Ainda que emanem de personagens menores, cartas escritas em momentos de tensão ou grande tristeza podem ser especialmente significativas, sobretudo quando se referem a grandes figuras.
É o que ocorre com a carta reproduzida nesta página, escrita em setembro de 1908 – às vésperas da morte de Machado de Assis, aos 69 anos, – por Graça Aranha, diplomata e escritor de 40 anos que manteve-se ao lado do mestre em seus momentos finais.
No ano de sua morte, Machado era já uma glória nacional. Reconhecido tanto por seus pares quanto pelo público como o maior escritor brasileiro, era presidente da Academia Brasileira de Letras, que ajudara a fundar dez anos mais cedo. Tornara-se amigo de todas as maiores figuras de seu tempo, como o Barão do Rio Branco, Pereira Passos ou Joaquim Nabuco, este último seu companheiro muito próximo por décadas.
Graça Aranha havia-se destacado como prosador em 1902, com a publicação de Canaã – romance hoje pouco lido, mas ao qual seus contemporâneos reservaram uma acolhida quase triunfal, – alçando Graça Aranha a uma posição de destaque entre os jovens autores brasileiros.

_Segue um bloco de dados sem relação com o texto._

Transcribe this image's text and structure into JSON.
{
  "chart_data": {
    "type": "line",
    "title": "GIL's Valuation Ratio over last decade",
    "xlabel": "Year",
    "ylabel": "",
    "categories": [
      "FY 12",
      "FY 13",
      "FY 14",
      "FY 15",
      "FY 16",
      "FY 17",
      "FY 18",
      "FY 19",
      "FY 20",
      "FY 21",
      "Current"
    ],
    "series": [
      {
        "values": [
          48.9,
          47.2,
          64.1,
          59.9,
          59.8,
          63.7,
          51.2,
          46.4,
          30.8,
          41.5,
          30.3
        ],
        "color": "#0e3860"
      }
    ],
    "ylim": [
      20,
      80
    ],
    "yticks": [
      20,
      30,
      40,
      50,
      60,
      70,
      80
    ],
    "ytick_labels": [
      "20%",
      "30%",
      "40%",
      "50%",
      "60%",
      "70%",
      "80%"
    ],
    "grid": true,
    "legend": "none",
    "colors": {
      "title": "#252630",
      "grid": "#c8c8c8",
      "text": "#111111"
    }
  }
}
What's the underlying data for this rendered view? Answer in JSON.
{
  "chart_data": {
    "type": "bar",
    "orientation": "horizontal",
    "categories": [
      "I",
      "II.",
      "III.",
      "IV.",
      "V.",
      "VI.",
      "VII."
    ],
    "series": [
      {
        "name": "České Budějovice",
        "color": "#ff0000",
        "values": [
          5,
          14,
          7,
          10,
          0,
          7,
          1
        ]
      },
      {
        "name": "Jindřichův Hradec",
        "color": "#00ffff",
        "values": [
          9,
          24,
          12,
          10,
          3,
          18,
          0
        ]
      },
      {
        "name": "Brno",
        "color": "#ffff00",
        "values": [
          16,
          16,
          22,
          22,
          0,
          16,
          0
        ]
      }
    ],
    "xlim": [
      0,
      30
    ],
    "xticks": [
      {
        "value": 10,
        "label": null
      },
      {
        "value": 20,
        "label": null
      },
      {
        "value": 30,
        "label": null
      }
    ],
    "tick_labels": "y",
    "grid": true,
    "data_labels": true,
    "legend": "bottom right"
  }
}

Mas seu nome é hoje lembrado sobretudo por seu hábil posicionamento a favor do Movimento Modernista e por sua participação na Semana de Arte Moderna de 1922 – à qual trouxe a respeitabilidade do endosso de um autor estabelecido.
A carta é dirigida a Felix Pacheco, futuro Ministro do Exterior e então diretor do Jornal do Comércio, naquela época o maior e mais antigo dos jornais brasileiros:
“Meu caro Felix
Machado de Assis está a morrer. Não há mais esperança de ser salvo, porém a morte poderá demorar alguns dias. O seu espírito é inteiramente lúcido.
Tem havido verdadeira romaria em sua casa. Está constantemente acompanhado de amigos íntimos e amigos literários. Peço-te uma notícia simpática sobre o próximo fim de nosso maior homem de letras.
É preciso que haja alguém encarregado de escrever o artigo do Jornal sobre ele. Felizmente no Jornal há imaginação para os grandes fatos e não deixarão de tratar o Machado (como disse o Nabuco) como a palmeira do oásis deste deserto.
Por que não incumbem desse artigo o José Veríssimo, que é talvez o melhor conhecedor de Machado e sua obra?
Entre os que vieram hoje estava o Calmon.
Até agora o Barão do Rio Branco não tentou ir.
É provável que vá ainda. Indaga.
teu,
Graça Aranha”.
Esta carta ainda inédita foi guardada por Felix Pacheco por vinte e sete anos até a sua morte, em 1935, em seguida por quase setenta anos por sua filha, e após a morte desta, foi adquirida pelo atual detentor. Ressurge agora – mais de cem anos depois de escrita – como evocação e testemunho valiosos dos últimos dias daquele que era, e permanece, o maior nome de nossa literatura.